The commander in chief also sought to reduce the trading of powder and shot with the natives, in the hopes that lack of arms and ammunition would reduce the likelihood of an Indian rebellion. This policy, however, hurt many natives who depended on ammunition for hunting and defense. Many Indians had difficulty feeding their families; some went hungry or starved to death.[3]

To make matters worse, Colonel Henry Bouquet only allowed traders to trade at military posts instead of native villages, which enforced the ban on trading powder and shot to Indians. The British instituted these policies after eastern Indians became dependent on the fur trade for their livelihood. The English refusal to grant these trade goods essential to their livelihood led the natives to believe that the British intended “to make Slaves of them…”[4]

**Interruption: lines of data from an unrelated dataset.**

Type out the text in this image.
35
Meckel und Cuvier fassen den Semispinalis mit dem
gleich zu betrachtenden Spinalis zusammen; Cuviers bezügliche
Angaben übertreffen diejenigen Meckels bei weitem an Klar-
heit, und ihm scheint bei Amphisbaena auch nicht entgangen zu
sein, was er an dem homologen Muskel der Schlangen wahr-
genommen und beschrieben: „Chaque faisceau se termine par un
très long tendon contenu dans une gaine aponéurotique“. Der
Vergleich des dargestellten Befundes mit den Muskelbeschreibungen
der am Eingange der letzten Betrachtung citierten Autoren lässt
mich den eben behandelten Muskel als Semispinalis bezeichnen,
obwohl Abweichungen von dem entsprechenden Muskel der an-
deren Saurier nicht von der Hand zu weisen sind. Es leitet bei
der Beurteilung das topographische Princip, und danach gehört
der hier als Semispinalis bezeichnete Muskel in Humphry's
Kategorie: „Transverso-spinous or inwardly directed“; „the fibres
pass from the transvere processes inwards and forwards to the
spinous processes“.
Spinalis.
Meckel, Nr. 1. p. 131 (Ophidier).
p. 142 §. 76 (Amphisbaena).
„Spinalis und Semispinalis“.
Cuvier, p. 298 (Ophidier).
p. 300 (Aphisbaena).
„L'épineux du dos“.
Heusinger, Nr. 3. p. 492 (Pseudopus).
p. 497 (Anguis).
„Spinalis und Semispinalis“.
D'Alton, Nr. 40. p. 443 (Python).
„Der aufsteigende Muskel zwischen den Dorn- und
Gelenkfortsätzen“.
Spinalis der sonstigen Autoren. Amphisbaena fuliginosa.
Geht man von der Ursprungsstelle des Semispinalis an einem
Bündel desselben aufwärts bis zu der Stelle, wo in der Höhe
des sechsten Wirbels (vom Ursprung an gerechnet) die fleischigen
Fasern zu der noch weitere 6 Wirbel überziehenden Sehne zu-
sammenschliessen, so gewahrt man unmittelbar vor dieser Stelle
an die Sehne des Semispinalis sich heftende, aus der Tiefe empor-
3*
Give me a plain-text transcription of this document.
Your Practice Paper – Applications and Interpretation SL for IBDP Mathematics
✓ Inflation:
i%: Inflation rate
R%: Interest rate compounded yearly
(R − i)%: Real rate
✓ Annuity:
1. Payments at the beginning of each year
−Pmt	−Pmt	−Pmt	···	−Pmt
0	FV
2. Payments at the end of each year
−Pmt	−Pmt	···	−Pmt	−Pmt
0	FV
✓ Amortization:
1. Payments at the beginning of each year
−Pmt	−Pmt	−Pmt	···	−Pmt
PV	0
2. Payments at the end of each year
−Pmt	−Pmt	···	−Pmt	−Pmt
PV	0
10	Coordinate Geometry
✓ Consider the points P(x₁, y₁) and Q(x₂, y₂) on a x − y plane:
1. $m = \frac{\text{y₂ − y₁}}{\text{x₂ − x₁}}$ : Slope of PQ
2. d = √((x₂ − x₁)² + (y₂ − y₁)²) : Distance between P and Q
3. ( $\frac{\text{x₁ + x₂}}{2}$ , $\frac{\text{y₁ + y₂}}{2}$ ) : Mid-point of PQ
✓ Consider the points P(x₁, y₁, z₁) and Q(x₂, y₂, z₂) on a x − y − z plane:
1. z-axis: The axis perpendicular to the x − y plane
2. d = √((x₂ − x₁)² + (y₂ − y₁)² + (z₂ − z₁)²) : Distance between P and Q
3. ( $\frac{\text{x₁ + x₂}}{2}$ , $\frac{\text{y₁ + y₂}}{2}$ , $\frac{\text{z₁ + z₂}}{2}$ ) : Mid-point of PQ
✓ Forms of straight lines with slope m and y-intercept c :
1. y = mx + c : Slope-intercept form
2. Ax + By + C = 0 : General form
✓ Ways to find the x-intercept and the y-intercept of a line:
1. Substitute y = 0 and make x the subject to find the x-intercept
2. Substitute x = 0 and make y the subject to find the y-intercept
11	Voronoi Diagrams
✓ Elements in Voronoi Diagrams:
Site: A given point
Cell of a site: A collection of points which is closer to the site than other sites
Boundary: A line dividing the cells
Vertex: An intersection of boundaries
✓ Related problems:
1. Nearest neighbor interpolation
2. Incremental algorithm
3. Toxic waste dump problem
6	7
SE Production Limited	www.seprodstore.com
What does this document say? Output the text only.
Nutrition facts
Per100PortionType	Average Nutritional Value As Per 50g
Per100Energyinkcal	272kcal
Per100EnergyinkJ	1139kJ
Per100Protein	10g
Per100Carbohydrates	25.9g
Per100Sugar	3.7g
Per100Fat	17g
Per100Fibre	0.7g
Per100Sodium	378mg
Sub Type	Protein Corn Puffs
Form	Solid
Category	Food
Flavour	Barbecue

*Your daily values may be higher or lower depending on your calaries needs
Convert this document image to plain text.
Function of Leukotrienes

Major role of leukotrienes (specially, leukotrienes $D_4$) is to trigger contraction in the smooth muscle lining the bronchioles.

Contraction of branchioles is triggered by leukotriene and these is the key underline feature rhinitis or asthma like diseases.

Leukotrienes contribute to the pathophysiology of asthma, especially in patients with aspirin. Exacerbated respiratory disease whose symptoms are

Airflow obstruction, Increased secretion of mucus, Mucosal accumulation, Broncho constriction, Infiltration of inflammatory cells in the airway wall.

The peace treaty between France and Britain in February 1763 was the last straw. With France expelled from Canada, the natives feared that no other power in North America could withstand the British. The Indians knew that they had to strike soon to regain their lands and freedom before they lost their chance to do so.[5]


Native American battle tactics were based on the communal hunt. These tactics were disciplined—recognized leaders gave orders that the warriors followed. The hunters or warriors could form various formations, including half-moons, squares, circles, lines, and columns. These tactics were flexible and maneuverable, allowing warriors to change formation while moving or in rough terrain.

Following demographic necessity, native tactics sought to spare the lives of warriors. Native leaders husbanded the lives of their warriors due to the small population ratio of Indians to Europeans. To reduce casualties, natives used surprise and ambush attacks whenever possible.

Often, they tried to outflank their enemies with a half-moon, or horseshoe, formation. Warriors learned and practiced the half-moon on communal hunts. Attacks were of two types: fire and advance against a determined enemy, or charge against a retreating or shaken enemy.

Warriors retreated when necessary, either by moving while protected by the fire of a fellow warrior or by running for their lives when surprised or disadvantaged. They felt no shame in retreating—only in surrendering.[6]


[1] Francis Jennings, Empire of Fortune: Crown, Colonies & Tribes in the Seven Years War in America (New York: W.W. Norton & Company, 1988) 439-441.
[2] Randolph C. Downes, Council Fires on the Upper Ohio: A Narrative of Indian Affairs in the Upper Ohio Valley until 1795 (University of Pittsburgh Press, 1968) 98, 107.
[3] Downes 106-107, 114, 119; Wilbur R. Jacobs, Wilderness Politics and Indian Gifts: the Northern Colonial Frontier, 1748-1763. (Lincoln: University of Nebraska Press, 1950) p. 184.
[4] The Papers of Sir William Johnson. Vol. 4. (Albany: University of the State of New York, 1925) 95-97.
[5] Downes 119.
[6] From Leroy V. Eid, “A Kind of Running Fight: Indian Battlefield Tactics in the Late Eighteenth Century.” The Western Pennsylvania Historical Magazine, Vol. 71, No. 2 (April 1988) pp. 147-171.